The Use of Peripheral Blood-Derived Stem Cells for Cartilage Repair and Regeneration In Vivo: A Review.

BACKGROUND: Peripheral blood (PB) is a potential source of chondrogenic progenitor cells that can be used for cartilage repair and regeneration. However, the cell types, isolation and implantation methods, seeding dosage, ultimate therapeutic effect, and in vivo safety remain unclear. METHODS: PubMed, Embase, and the Web of Science databases were systematically searched for relevant reports published from January 1990 to December 2019. Original articles that used PB as a source of stem cells to repair cartilage in vivo were selected for analysis. RESULTS: A total of 18 studies were included. Eight human studies used autologous nonculture-expanded PB-derived stem cells (PBSCs) as seed cells with the blood cell separation isolation method, and 10 animal studies used autologous, allogenic or xenogeneic culture-expanded PB-derived mesenchymal stem cells (PB-MSCs), or nonculture-expanded PBSCs as seed cells.
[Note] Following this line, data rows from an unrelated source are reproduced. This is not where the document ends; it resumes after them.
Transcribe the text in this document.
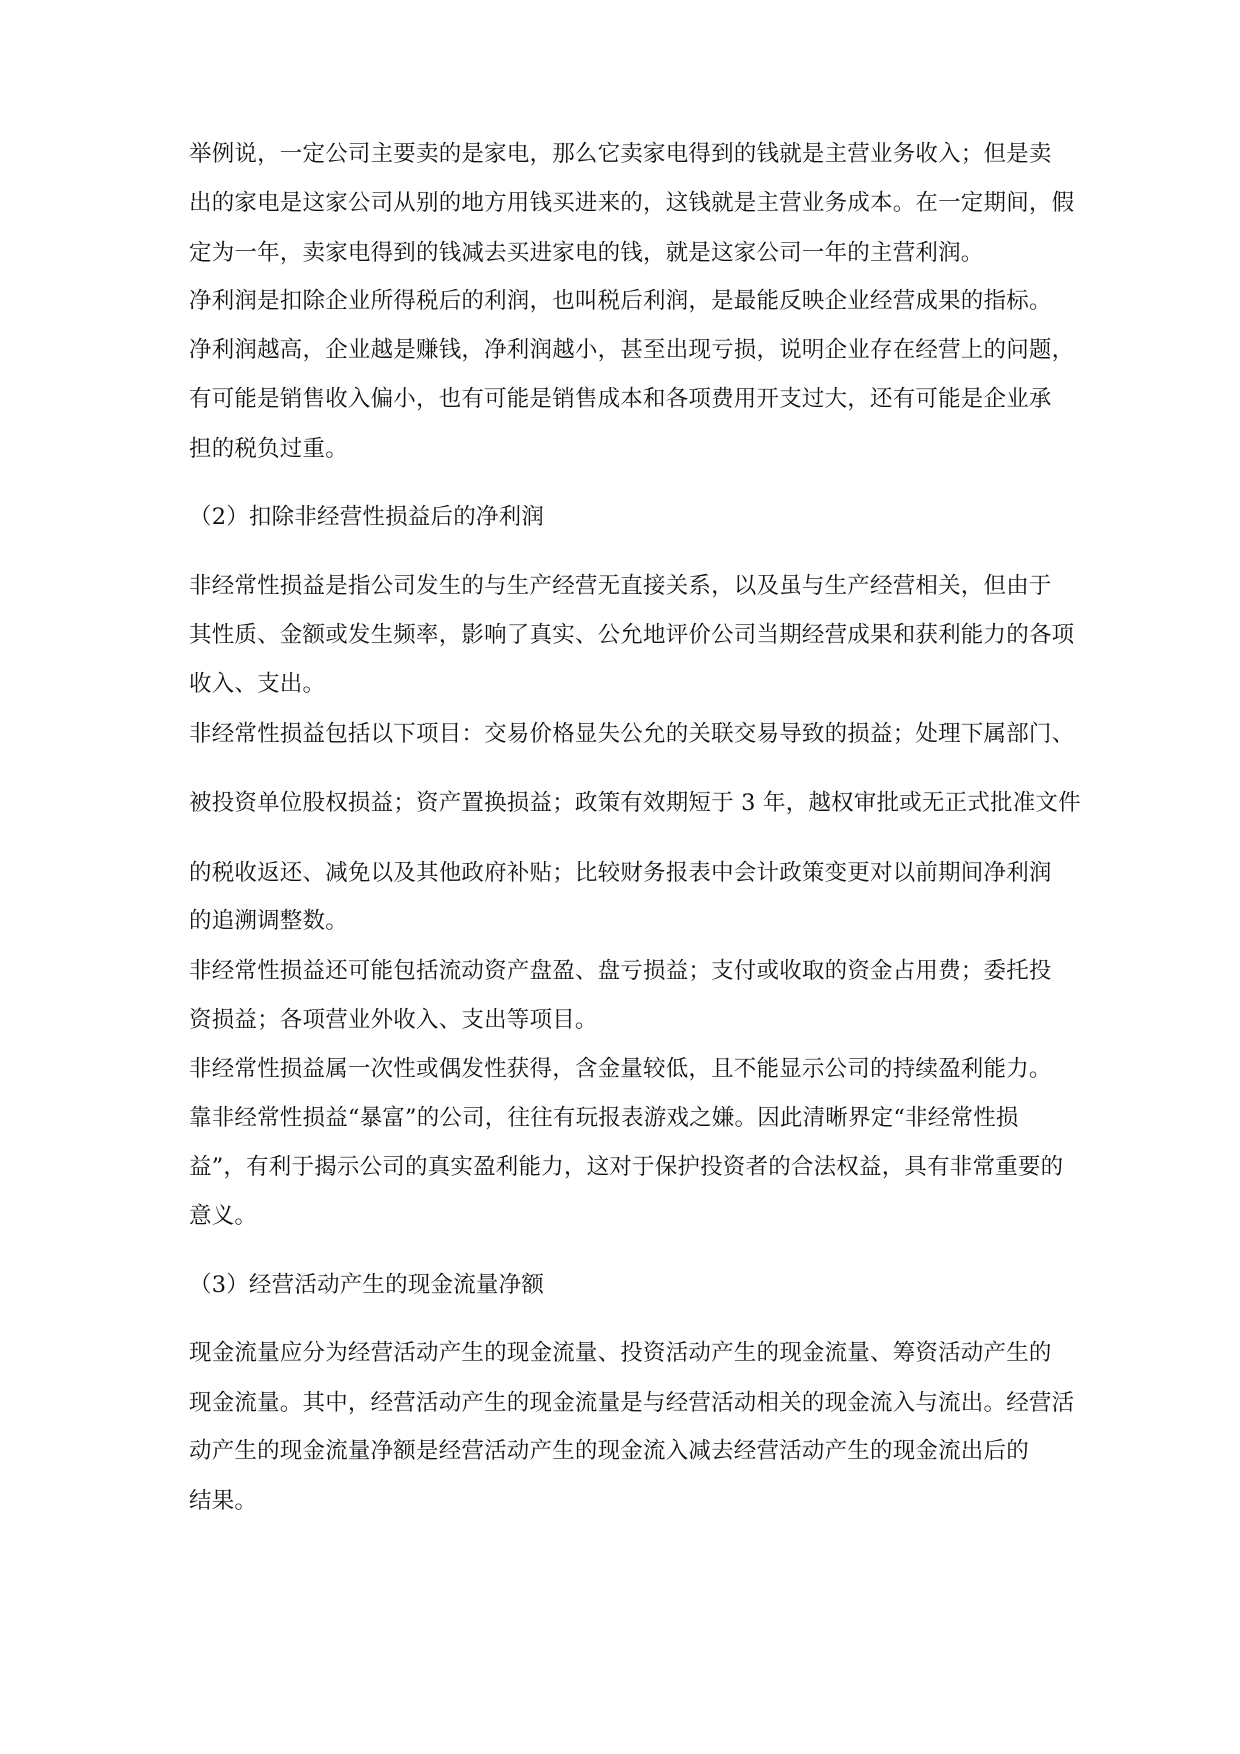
举例说，一定公司主要卖的是家电，那么它卖家电得到的钱就是主营业务收入；但是卖
出的家电是这家公司从别的地方用钱买进来的，这钱就是主营业务成本。在一定期间，假
定为一年，卖家电得到的钱减去买进家电的钱，就是这家公司一年的主营利润。
净利润是扣除企业所得税后的利润，也叫税后利润，是最能反映企业经营成果的指标。
净利润越高，企业越是赚钱，净利润越小，甚至出现亏损，说明企业存在经营上的问题，
有可能是销售收入偏小，也有可能是销售成本和各项费用开支过大，还有可能是企业承
担的税负过重。
（2）扣除非经营性损益后的净利润
非经常性损益是指公司发生的与生产经营无直接关系，以及虽与生产经营相关，但由于
其性质、金额或发生频率，影响了真实、公允地评价公司当期经营成果和获利能力的各项
收入、支出。
非经常性损益包括以下项目：交易价格显失公允的关联交易导致的损益；处理下属部门、
被投资单位股权损益；资产置换损益；政策有效期短于 3 年，越权审批或无正式批准文件
的税收返还、减免以及其他政府补贴；比较财务报表中会计政策变更对以前期间净利润
的追溯调整数。
非经常性损益还可能包括流动资产盘盈、盘亏损益；支付或收取的资金占用费；委托投
资损益；各项营业外收入、支出等项目。
非经常性损益属一次性或偶发性获得，含金量较低，且不能显示公司的持续盈利能力。
靠非经常性损益“暴富”的公司，往往有玩报表游戏之嫌。因此清晰界定“非经常性损
益”，有利于揭示公司的真实盈利能力，这对于保护投资者的合法权益，具有非常重要的
意义。
（3）经营活动产生的现金流量净额
现金流量应分为经营活动产生的现金流量、投资活动产生的现金流量、筹资活动产生的
现金流量。其中，经营活动产生的现金流量是与经营活动相关的现金流入与流出。经营活
动产生的现金流量净额是经营活动产生的现金流入减去经营活动产生的现金流出后的
结果。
Four human and three animal studies surgically implanted cells, while the remaining studies implanted cells by single or repeated intra-articular injections. 121 of 130 patients (in 8 human clinical studies), and 230 of 278 animals (in 6 veterinary clinical studies) using PBSCs for cartilage repair achieved significant clinical improvement. All reviewed articles indicated that using PB as a source of seed cells enhances cartilage repair in vivo without serious adverse events. CONCLUSION: Autologous nonculture-expanded PBSCs are currently the most commonly used cells among all stem cell types derived from PB. Allogeneic, autologous, and xenogeneic PB-MSCs are more widely used in animal studies and are potential seed cell types for future applications. Improving the mobilization and purification technology, and shortening the culture cycle of culture-expanded PB-MSCs will obviously promote the researchers' interest. The use of PBSCs for cartilage repair and regeneration in vivo are safe. PBSCs considerably warrant further investigations due to their superiority and safety in clinical settings and positive effects despite limited evidence in humans.